Chart of the Day
The 5-year breakeven inflation rate (i.e. the difference between the nominal and real 5-year bond yield) rose to 2.87% yesterday, the highest since early 2005. One key difference now though is that the 5-year/5-year rate is still relatively low at 2.4%, which is less than it was for much of the 2010 to 2014 period. The Fed will take some comfort from this as a sign that investors still believe the period of high inflation will be transitory, even if that “transitory” turns out to be a lot longer than the Fed first thought as supply disruptions continue to be felt.
Macro
In the UK, inflation fell to 3.1% in September, while core inflation fell to 2.9%, but traders continue to bet the Bank of England will raise interest rates next month.
Inflation is even higher in Canada, reaching 4.4% in September. The Bank of Canada is meeting next week and interest rate swaps suggest it will release a more hawkish policy statement.
The weekly EIA report showed that US crude production fell by 0.1 mn barrels last week. It’s still far below the pre-Covid level.
The eurozone current account surplus has risen again to 2.2% pf GDP, though that hasn’t done a great deal for the euro lately.
Markets
Cyclical stocks are on the rise again compared to their defensive counterparts, whether you count the tech sector in that definition of cyclicals or not.

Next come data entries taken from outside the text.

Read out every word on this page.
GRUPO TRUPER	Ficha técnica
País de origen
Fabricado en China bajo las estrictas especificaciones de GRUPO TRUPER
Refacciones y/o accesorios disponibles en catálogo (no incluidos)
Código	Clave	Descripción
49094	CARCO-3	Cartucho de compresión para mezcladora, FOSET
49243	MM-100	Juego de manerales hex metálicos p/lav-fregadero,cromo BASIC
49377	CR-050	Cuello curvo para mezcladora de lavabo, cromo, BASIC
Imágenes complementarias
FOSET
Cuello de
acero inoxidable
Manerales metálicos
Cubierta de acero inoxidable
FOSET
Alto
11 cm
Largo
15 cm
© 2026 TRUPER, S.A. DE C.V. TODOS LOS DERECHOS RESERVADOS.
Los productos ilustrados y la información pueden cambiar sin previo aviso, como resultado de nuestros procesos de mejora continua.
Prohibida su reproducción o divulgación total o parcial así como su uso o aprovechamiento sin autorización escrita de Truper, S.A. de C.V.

Growth stocks have yet to regain their high relative to value stocks, but are heading that way.
The use of call options is on the rise again, which seems to favour growth stocks more than value stocks judging by the previous peaks in call option volume outstanding.
The recent moves upward in yields has been all due to inflation breakevens – real yields have gone nowhere.
It was another strong day for the main cryptos yesterday as Ethereum pushes toward a new record high.